Unterstützung der Mettmanner Tafel

Seit über 12 Jahren unterstützt die Tafel hilfebedürftige Menschen in Mettmann. Spenden wie Lebensmittel und Hygieneartikel, die im Handel nicht mehr verkauft werden können, werden täglich gesammelt, sortiert und verteilt. Über 60 Ehrenamtliche sorgen für den Transport, die Sortierung, die Lagerung und für die Ausgabe der Ware. An insgesamt zwei Ausgabetagen in der Woche nehmen über 400 Haushalte (700 Personen) das Angebot in Anspruch. Vor allem die ehrenamtliche Mitarbeit und die Spendenbereitschaft der Bürgerinnen und Bürger sowie der Unternehmen ermöglicht dieses Engagement.

Doch die Probleme spitzen sich zu: Die extrem hohe Inflationsrate und damit verbundene Kostensteigerung setzen einerseits der Tafel finanziell zu und führen andererseits zu einem erhöhten Bedarf der Betroffenen, die im Übrigen auch immer mehr werden.

Spenden für die Mettmanner Tafel:

Diakonie im Kirchenkreis Düsseldorf-Mettmann GmbH

IBAN: DE04 3506 0190 1013 7280 18
Verwendungszweck: Mettmanner Tafel

oder online spenden: https://www.kd-onlinespende.de/projekt/mettmanner-tafel-477.html

Wolfgang Rüttger, sachkundiger Bürger (Die Linke), möchte im Sozialausschuss am 17. Mai auf die dramatische Situation aufmerksam machen und Handlungsmöglichkeiten prüfen lassen: „Unsere Fraktion hat sich letzte Woche mit der Leiterin der Mettmanner Tafel getroffen und sich die Lage vor Ort schildern lassen. Vor allem die steigenden Energiekosten bereiten der Tafel große Probleme, stellte sich heraus. Das tägliche Abholen der Lebensmittel mit Kühlwagen sowie die Einlagerung im Kühlhaus verursachen einen entsprechenden Energiebedarf, dessen Kosten nunmehr durch die Decke schießen. Neben Unterhaltungskosten (ein neuer Transporter konnte erst kürzlich mit großer Spendenbereitschaft finanziert werden) müssen die steigenden Betriebskosten für das laufende Jahr aufgebracht werden.
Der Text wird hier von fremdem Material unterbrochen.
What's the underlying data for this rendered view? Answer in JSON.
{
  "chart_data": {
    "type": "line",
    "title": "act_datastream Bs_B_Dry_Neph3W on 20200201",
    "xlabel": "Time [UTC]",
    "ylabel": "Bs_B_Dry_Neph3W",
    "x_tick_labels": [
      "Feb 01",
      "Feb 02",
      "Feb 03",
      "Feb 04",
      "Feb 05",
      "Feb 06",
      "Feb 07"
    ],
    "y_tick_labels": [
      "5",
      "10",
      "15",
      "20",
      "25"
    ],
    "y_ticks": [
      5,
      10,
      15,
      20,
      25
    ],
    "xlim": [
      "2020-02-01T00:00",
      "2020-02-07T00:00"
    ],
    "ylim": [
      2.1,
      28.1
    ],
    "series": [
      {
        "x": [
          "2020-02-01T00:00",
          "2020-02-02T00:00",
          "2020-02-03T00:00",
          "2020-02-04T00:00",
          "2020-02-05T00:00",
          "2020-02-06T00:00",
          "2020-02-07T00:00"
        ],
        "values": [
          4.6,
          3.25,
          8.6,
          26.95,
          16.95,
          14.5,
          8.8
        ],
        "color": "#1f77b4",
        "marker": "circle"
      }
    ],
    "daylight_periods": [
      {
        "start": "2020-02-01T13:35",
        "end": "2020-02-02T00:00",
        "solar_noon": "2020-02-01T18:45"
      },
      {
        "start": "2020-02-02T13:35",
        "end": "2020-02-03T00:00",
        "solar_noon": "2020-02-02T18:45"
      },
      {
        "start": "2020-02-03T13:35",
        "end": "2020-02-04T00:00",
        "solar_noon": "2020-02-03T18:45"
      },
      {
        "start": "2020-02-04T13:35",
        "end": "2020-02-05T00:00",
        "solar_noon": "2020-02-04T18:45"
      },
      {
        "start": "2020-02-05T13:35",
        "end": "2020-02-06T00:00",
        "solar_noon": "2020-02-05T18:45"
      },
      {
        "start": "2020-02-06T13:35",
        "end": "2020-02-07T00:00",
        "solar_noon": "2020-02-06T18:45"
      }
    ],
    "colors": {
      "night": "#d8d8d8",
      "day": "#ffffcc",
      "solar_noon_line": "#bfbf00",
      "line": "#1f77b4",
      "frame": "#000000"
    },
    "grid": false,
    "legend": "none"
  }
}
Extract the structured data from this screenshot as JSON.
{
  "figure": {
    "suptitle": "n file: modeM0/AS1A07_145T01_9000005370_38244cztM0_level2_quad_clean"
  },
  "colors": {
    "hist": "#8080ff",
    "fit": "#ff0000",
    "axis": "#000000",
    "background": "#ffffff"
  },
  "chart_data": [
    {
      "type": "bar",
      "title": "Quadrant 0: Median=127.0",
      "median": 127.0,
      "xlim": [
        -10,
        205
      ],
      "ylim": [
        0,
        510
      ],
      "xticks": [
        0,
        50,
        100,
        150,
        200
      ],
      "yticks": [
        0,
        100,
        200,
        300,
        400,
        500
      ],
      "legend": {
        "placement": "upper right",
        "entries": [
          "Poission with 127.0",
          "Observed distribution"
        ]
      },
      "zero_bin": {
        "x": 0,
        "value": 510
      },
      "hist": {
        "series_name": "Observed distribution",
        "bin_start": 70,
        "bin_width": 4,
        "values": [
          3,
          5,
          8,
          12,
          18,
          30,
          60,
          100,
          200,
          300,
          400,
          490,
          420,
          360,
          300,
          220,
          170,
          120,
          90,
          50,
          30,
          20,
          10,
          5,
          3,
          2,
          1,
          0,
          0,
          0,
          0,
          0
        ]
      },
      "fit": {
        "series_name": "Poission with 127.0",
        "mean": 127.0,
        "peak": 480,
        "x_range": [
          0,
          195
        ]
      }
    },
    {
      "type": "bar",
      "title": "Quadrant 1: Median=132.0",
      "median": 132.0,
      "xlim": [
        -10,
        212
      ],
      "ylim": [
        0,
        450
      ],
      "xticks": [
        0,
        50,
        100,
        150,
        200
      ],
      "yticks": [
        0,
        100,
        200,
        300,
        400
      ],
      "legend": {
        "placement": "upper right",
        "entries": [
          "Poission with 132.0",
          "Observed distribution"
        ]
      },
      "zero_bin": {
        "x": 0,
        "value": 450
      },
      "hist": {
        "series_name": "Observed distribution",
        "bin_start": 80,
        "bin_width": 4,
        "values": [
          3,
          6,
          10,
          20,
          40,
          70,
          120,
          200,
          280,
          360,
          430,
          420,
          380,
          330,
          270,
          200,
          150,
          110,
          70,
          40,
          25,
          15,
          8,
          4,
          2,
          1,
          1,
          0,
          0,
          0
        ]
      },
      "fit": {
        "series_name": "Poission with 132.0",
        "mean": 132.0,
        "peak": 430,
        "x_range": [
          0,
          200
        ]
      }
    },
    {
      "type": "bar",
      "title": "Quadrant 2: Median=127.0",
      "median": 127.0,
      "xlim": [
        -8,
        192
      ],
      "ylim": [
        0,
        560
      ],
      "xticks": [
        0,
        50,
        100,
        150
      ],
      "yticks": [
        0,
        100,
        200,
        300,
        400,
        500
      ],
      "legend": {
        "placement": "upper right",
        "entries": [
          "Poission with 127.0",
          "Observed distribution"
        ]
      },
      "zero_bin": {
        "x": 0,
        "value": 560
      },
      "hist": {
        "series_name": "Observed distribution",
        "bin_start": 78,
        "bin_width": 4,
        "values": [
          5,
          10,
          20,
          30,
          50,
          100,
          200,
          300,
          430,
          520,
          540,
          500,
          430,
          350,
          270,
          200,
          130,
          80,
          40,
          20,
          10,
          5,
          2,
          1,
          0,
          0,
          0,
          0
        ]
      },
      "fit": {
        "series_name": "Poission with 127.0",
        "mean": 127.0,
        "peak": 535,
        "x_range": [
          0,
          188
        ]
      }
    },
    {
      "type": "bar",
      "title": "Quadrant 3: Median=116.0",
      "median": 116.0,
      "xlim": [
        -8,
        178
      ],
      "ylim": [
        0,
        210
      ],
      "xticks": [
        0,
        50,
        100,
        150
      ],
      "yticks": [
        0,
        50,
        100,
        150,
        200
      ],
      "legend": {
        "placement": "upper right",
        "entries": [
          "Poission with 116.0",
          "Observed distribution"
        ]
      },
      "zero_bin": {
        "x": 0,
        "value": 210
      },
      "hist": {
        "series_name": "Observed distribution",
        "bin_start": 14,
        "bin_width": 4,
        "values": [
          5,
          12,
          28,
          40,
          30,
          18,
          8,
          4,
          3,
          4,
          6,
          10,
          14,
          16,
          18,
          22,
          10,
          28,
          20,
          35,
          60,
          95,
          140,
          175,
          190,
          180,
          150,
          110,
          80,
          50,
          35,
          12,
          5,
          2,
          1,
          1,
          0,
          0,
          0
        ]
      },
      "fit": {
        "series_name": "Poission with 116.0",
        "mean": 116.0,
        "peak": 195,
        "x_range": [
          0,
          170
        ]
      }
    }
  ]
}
Die Linken beantragen im Sozialausschuss, dass die Bürgermeisterin und Stadtverwaltung darstellen möge, wie die Mettmanner Tafel unterstützt werden kann. Hierzu André Bär, Fraktionsvorsitzender der Linken: „Derzeit erhält die Tafel von der Stadt Mettmann jährlich einen Zuschuss von knapp 1.500€, der vor allem die durch die Stadt erhobenen Abfallgebühren decken soll. Das Angebot der Mettmanner Tafel nimmt eine Vielzahl von Bürgerinnen und Bürger unterstützend in Anspruch. Der Staat müsse jedoch weiterhin die Verantwortung tragen und Armut bekämpfen“, meint Bär.

Die Tafeln können (und müssen) kein Vollversorger sein und eine Selbstverständlichkeit sollte sich hier nicht verfestigen. Nichts desto trotz leistet die Tafel mit seinen Ehrenamtlern und der Spendenbereitschaft eine großartige Arbeit, die vielen Bedürftigen eine Stütze ist. Wenn die Tafel ihr Angebot nicht mehr aufrecht erhalten könnte, wäre den Betroffenen nicht geholfen. Wir hoffen, dass wir nächste Woche im Sozialausschuss die akute Lage der Tafel erörtern und gemeinsam eine Lösung finden können“, schließt Bär ab.